For $v,w\in V,\ v\neq w$ the products $v\otimes w$ and $w\otimes v$ are two different elements of $V\otimes V$. It is true that there is an automorphism $f$ of $V\otimes V$ exchanging the factors, but even then we only have $v\otimes w=f(w\otimes v).$ There is no good sense in which this operation is commutative.

On the other hand, for a pair abstract vector spaces, without something like a larger vector space containing them both, being canonically isomorphic is as close to being 'equal' as we can get.

I suppose your confusion stems from trying to interpret the above statement directly and treating $V\otimes W$ and $W\otimes V$ as equal, and hence treating expressions like $v\otimes w$ as elements of both of these spaces in the most literal way.

Answer 2

Upon further reflection, here's how I think about this. Warning: I'm coming at this from a physicist's perspective, and I suspect that mathematicians won't like this approach, but I think it's useful for physicists.

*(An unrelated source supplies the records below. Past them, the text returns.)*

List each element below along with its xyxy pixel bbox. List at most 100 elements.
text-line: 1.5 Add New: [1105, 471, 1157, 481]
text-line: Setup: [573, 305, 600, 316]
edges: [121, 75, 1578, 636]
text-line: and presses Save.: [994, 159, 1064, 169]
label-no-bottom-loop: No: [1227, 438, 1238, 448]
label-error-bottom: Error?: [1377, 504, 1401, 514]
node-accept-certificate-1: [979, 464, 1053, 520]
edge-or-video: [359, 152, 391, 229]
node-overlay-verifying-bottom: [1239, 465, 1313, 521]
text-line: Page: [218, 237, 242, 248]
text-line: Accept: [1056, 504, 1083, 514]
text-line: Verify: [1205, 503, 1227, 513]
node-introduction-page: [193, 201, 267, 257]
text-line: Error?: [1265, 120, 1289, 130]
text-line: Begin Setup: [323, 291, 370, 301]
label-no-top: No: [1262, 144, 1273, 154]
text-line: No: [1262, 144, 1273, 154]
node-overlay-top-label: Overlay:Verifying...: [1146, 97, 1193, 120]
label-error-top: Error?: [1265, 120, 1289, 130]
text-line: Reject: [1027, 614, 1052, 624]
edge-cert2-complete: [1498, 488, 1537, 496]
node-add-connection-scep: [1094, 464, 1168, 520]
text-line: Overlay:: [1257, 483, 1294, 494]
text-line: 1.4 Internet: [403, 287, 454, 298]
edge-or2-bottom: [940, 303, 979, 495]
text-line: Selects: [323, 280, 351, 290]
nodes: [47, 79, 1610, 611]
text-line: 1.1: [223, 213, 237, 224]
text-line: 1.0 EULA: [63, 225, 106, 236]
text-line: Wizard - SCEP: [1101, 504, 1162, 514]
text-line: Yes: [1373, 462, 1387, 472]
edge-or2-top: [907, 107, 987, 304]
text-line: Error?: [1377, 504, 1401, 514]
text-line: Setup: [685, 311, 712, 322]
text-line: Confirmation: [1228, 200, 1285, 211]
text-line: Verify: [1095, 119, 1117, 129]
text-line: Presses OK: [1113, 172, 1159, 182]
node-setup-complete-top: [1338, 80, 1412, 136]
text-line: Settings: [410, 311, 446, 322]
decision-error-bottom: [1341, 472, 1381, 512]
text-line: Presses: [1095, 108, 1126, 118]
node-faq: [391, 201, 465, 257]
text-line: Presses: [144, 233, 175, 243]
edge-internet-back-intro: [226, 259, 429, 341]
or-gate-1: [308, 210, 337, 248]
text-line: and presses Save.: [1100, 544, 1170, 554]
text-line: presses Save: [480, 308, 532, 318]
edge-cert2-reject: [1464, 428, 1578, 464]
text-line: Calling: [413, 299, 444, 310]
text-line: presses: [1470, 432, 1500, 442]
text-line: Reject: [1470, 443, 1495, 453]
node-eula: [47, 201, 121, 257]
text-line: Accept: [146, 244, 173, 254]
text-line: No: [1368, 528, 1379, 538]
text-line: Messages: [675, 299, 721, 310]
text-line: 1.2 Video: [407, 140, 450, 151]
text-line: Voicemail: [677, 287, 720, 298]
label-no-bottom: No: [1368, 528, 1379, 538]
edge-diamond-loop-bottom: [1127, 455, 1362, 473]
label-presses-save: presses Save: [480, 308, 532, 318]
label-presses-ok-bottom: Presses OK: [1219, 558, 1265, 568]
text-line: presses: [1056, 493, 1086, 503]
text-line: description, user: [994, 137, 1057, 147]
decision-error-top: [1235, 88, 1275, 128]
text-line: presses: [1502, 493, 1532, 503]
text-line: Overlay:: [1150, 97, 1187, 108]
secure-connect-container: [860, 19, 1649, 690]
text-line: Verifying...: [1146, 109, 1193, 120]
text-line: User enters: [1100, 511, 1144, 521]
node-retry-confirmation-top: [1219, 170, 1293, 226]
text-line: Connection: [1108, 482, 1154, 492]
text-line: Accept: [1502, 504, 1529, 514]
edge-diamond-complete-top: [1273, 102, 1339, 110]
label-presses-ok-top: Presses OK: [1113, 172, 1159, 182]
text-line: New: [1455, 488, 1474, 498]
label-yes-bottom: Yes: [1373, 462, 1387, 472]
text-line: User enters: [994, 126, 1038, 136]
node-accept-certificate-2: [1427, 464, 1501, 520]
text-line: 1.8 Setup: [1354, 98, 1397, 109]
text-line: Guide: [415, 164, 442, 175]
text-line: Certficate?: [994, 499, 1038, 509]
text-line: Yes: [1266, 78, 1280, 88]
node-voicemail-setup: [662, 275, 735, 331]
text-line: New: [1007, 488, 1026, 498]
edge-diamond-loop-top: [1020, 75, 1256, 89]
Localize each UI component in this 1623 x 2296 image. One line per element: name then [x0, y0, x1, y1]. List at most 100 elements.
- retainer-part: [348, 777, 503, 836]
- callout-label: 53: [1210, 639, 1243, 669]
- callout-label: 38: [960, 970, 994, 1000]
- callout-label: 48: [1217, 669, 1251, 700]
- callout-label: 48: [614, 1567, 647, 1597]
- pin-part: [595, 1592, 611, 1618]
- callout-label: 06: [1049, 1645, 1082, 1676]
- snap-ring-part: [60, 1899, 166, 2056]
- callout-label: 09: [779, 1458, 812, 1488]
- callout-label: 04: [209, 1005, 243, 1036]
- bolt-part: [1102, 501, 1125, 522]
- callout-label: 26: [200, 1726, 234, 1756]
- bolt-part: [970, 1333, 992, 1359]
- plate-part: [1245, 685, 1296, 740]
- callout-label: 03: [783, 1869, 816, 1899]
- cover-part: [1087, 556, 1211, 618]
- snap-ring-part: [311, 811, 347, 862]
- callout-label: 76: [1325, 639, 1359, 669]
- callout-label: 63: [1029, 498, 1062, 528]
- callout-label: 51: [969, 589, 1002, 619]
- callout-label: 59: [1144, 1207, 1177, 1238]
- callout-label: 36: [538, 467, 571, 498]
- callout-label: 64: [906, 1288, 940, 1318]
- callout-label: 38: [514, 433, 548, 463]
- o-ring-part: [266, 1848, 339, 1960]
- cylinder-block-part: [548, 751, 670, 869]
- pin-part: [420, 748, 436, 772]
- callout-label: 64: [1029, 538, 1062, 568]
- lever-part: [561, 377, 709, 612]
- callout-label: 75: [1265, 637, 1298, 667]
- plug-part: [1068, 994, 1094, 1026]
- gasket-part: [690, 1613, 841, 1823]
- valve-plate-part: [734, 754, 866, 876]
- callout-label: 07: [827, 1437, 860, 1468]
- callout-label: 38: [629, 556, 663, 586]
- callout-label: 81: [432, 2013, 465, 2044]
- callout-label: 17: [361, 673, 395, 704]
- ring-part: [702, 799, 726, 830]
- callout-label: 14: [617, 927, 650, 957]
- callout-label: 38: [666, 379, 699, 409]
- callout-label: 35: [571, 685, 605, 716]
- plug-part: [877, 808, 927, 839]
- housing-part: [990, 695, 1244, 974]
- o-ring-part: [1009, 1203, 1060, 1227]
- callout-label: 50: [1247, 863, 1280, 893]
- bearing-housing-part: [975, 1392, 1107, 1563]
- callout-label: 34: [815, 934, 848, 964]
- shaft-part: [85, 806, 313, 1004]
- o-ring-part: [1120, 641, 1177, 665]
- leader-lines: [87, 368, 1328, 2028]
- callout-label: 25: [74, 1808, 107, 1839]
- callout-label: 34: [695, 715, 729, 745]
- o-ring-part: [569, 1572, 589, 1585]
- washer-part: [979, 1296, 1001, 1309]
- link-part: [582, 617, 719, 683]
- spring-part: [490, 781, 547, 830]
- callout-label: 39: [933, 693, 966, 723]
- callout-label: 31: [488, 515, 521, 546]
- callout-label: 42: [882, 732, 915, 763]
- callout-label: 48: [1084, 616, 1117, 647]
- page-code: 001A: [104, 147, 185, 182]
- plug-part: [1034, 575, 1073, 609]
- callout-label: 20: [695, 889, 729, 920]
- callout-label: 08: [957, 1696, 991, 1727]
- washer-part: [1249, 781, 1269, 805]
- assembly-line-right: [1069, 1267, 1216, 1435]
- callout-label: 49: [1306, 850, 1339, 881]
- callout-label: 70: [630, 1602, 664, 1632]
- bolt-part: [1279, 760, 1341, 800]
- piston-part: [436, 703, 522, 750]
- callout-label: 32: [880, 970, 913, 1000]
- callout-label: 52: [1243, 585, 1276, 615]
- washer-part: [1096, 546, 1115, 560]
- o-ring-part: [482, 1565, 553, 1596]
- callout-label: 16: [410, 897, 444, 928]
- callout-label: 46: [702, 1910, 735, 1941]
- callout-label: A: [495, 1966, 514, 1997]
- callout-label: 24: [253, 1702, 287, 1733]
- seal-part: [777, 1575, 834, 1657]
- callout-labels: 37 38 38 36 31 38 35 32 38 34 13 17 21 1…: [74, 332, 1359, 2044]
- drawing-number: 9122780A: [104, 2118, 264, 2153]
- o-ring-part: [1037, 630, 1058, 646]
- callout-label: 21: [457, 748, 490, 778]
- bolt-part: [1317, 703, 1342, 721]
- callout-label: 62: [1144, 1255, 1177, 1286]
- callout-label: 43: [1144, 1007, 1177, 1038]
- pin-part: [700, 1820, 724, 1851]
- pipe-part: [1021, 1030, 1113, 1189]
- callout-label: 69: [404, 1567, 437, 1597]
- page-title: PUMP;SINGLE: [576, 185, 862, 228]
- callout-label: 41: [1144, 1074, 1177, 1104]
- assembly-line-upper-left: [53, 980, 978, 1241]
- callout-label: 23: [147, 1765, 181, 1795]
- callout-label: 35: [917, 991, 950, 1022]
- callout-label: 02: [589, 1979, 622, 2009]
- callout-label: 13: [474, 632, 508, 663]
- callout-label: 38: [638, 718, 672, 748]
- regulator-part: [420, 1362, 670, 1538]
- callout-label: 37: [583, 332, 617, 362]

The tensor product $V \otimes W$ of two vector spaces is best thought of as inputting two different vector spaces $V$ and $W$. They might happen to be isomorphic, but there's no canonical isomorphism between them; any such isomorphism would give additional algebraic structure beyond that of the tensor product itself.

So you shouldn't think about putting the exact same vector space $V$ into both slots of a tensor product. Instead, it's better to think of them as two different vector spaces - call them $V_A$ and $V_B$ - which might happen to be isomorphic, but can't be identically equal. Plugging the same vector space $V$ into both slots is essentially equivalent to specifying a canonical isomorphism between the two input spaces, but (as mentioned above) this is best thought of as imposing additional structure beyond that of the tensor product itself.

The fundamental "point" of the tensor product is to start from a collection of "buckets" of vectors (each bucket being a different vector space) and take linear combinations of products of exactly one vector from each bucket, while tracking which bucket each vector came from. Instead of tracking this by the order in which the vectors are listed, we could just as easily use subscripts or something: instead of $v \otimes w$, we could write $v_A w_B$. Then any tensor product operators like $X_A Y_B$ act within each bucket, e.g. $(X_A Y_B)(v_A w_B) = (X_A v_A)(Y_B w_B)$. Written this way, it's clear that the order doesn't really matter, as long as we carry the subscript "bucket labels" along with each vector or operator: $v_A w_B = w_B v_A$, but $v_A w_B \neq w_A v_B$; indeed, the latter expression isn't even well-defined without specifying an isomorphism between $V_A$ and $V_B$.

So if you think of each input vector as carrying around its "bucket" index internally, then the tensor product of vectors is trivially commutative, and if you don't, then the notion of interchanging the order of vectors within a tensor product isn't well-defined (without separately specifying an isomorphism between the input vector spaces).